Time:  About an hour    Yield:  4-6 servings

10 to 16  ripe apricots, depending on size
2 eggs, well beaten
2 cups (16 ounces) ricotta
1 cup Cream of Wheat or farina
½ cup flour
Pinch of salt
½ cup to 1 cup plain dry breadcrumbs
4 to 6 Tbsp. butter
Confectioner’s sugar, for dusting

   1. In a bowl, mix together the eggs, ricotta, cereal, flour, and salt into a thick, wet dough. Let rest for half an hour.

   2. Bring a large pot of water to a boil. Pinch off a piece of the dough and roll it around an apricot; be sure the dough is completely sealed around the apricot.

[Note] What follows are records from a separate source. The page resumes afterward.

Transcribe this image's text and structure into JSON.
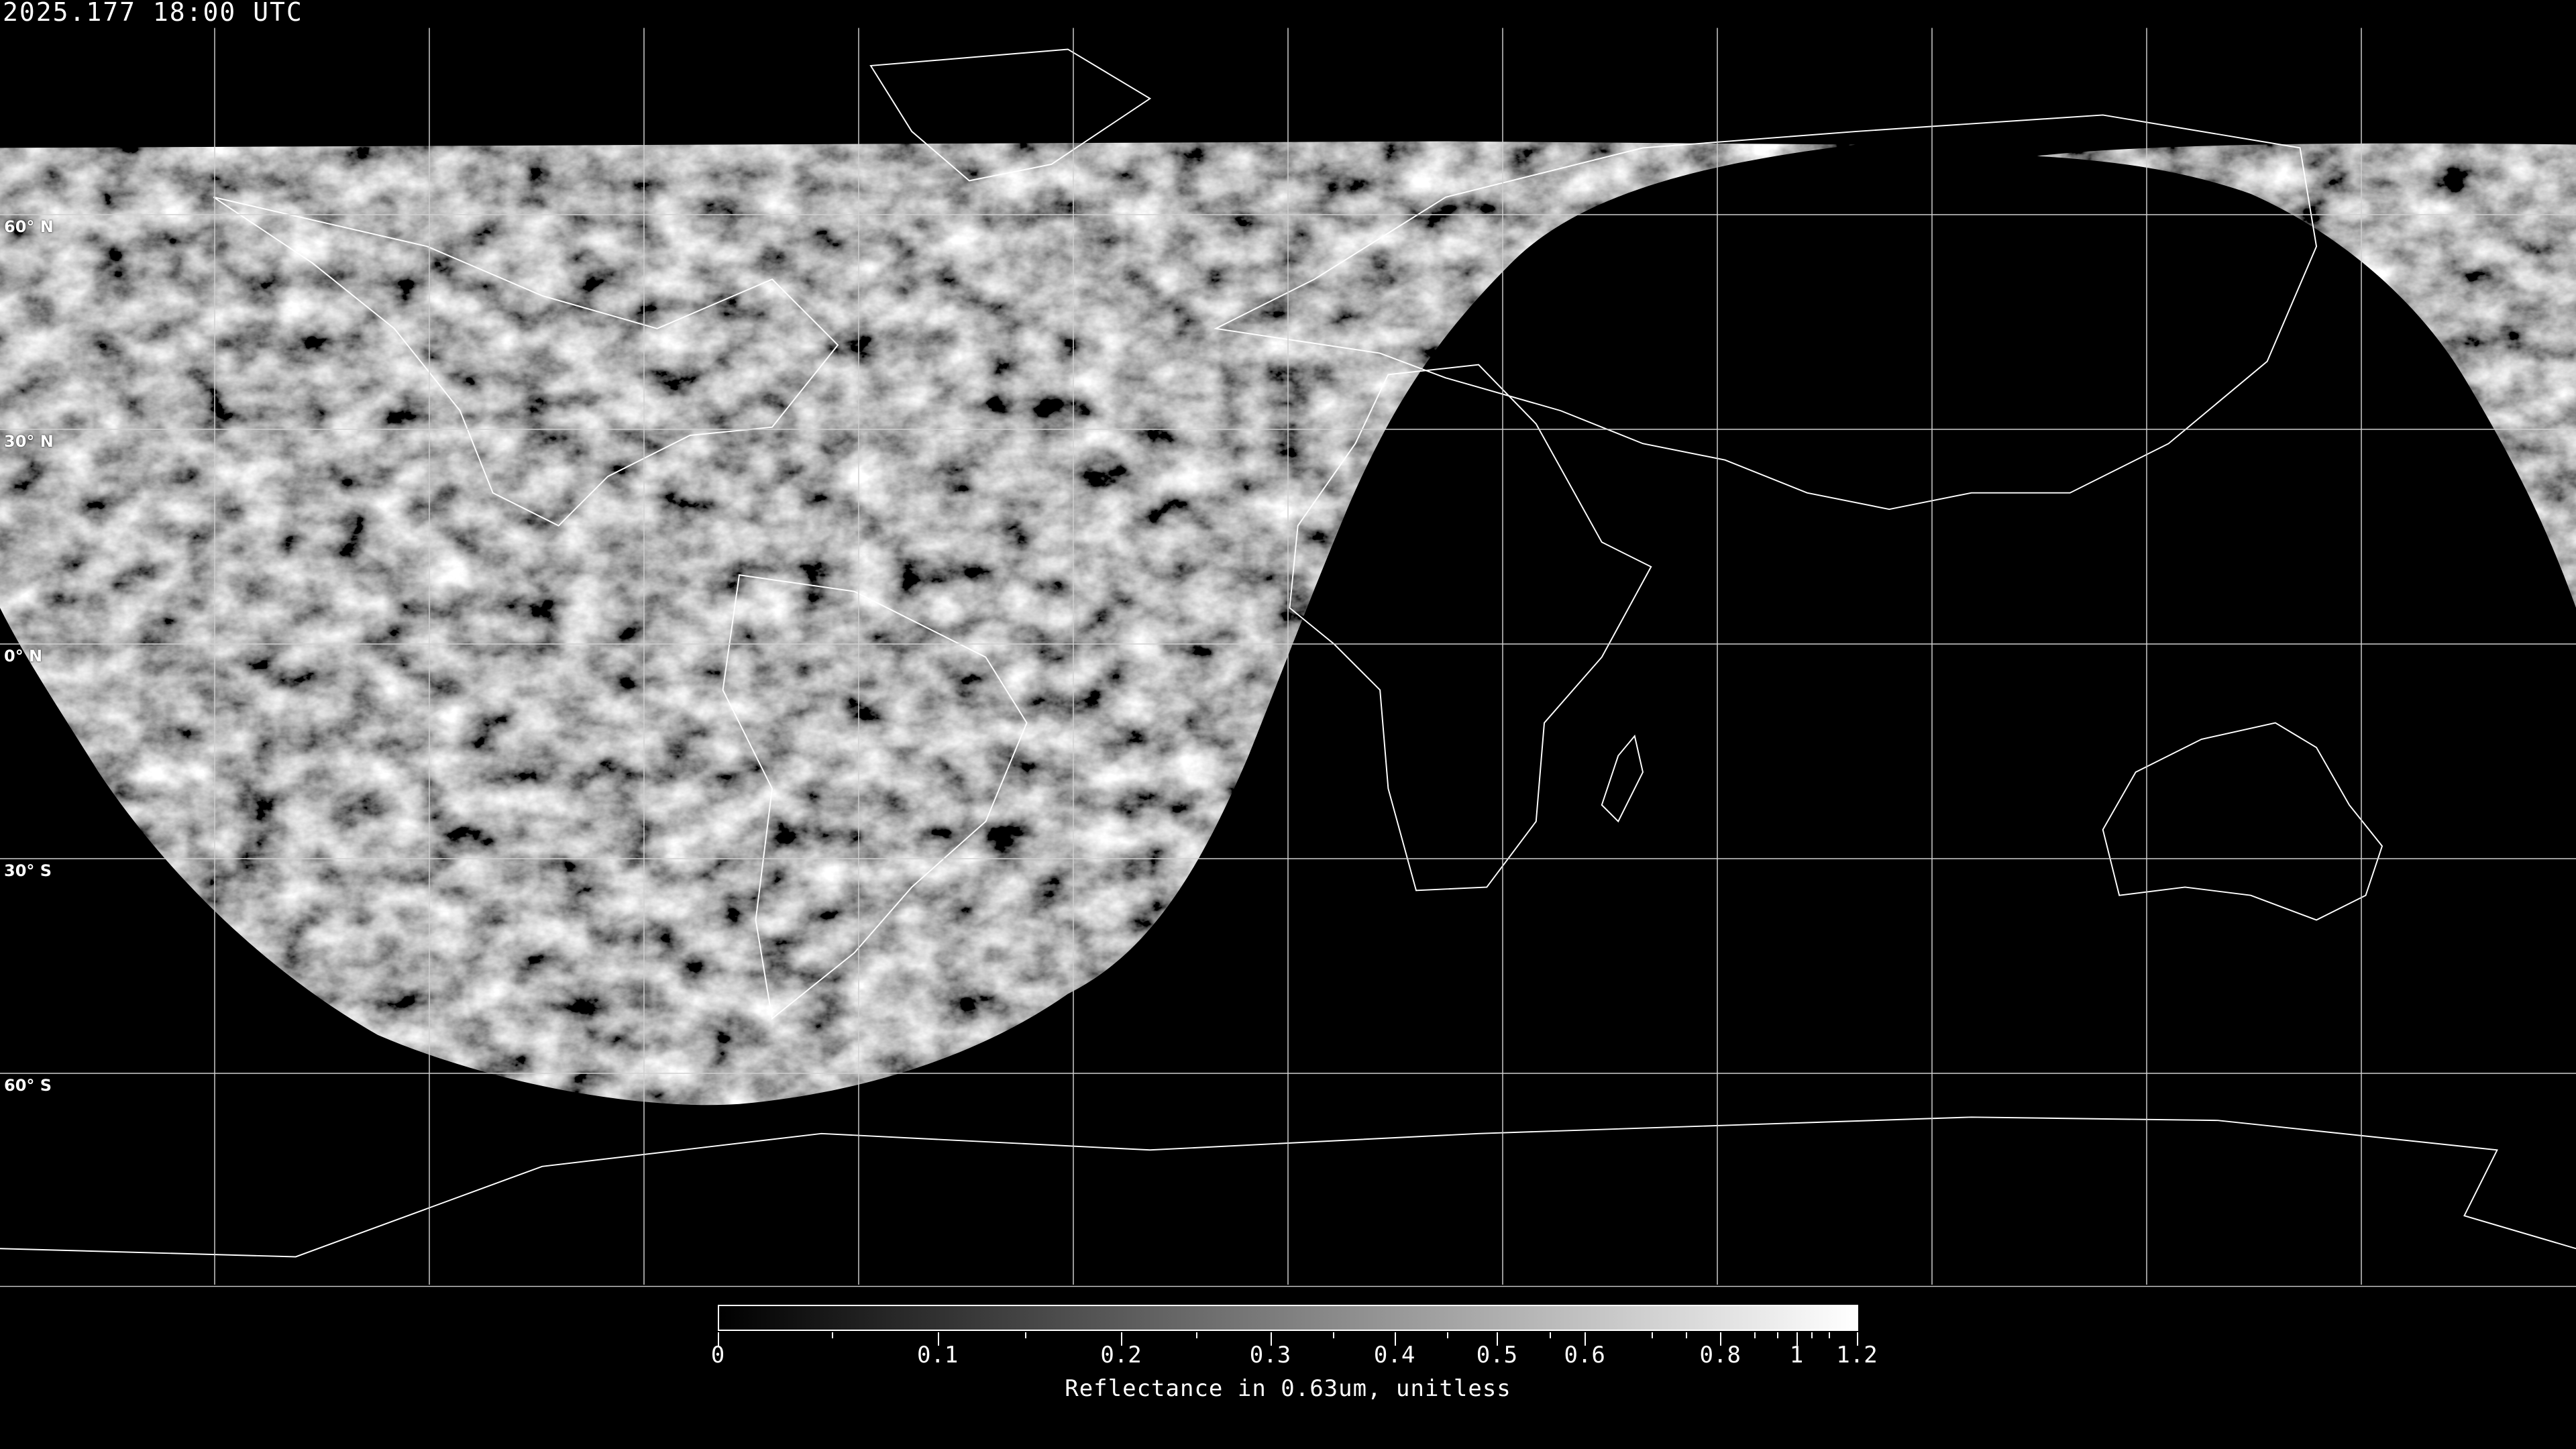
{
  "header": {
    "timestamp": "2025.177 18:00 UTC"
  },
  "map": {
    "projection": "equirectangular",
    "background_color": "#000000",
    "coastline_color": "#ffffff",
    "gridline_color": "#d0d0d0",
    "grid_spacing_deg": 30,
    "lat_labels": [
      "60° N",
      "30° N",
      "0° N",
      "30° S",
      "60° S"
    ],
    "imagery": "visible reflectance, daylit hemisphere (Americas / Atlantic), night side black"
  },
  "colorbar": {
    "colormap": "grayscale",
    "min_color": "#000000",
    "max_color": "#ffffff",
    "tick_labels": [
      "0",
      "0.1",
      "0.2",
      "0.3",
      "0.4",
      "0.5",
      "0.6",
      "0.8",
      "1",
      "1.2"
    ],
    "title": "Reflectance in 0.63um, unitless"
  }
}
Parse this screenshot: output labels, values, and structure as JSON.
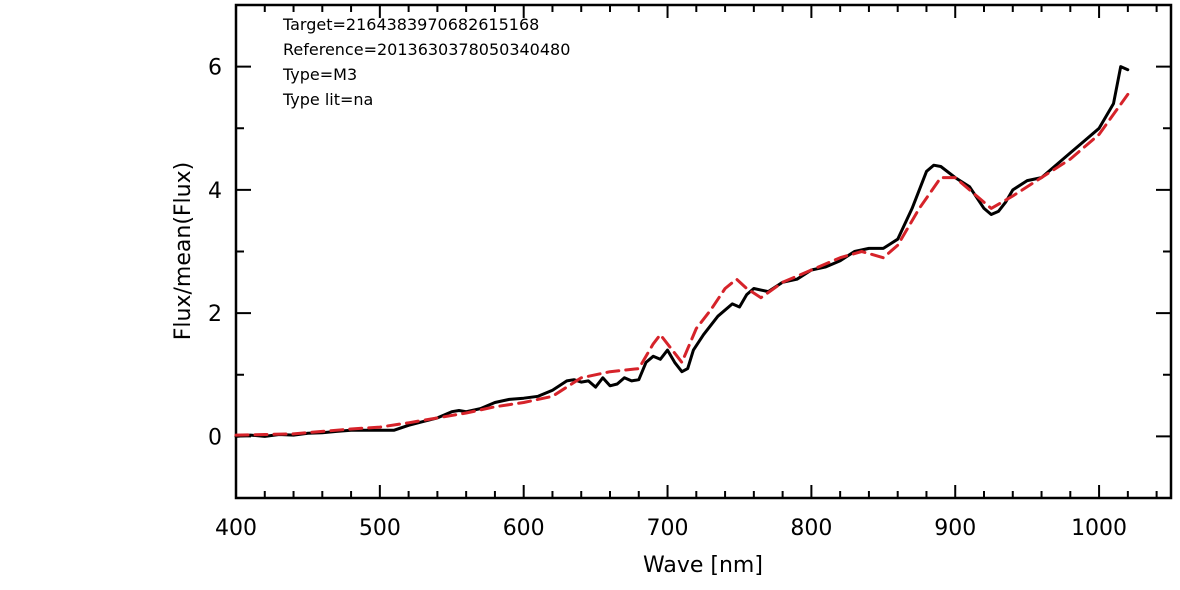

When the water is boiling and all the apricots are wrapped in dough, drop the apricots into the water. When they float, scoop them out with a skimmer. Roll them in the breadcrumbs.

   3. In a large saucepan, melt the butter until it foams. Add the dumplings and sauté until golden brown, then remove them from the pan. If you wish, roll the dumplings again in breadcrumbs; otherwise, serve them hot, dusted with about a tablespoon each of confectioner’s sugar.

Note:  No need to pit the apricots – just eat around the pit.  Or you may pit them, but try to do as little damage as possible to the fruit.

You may do steps 1& 2 several hours in advance.  Saute just before serving.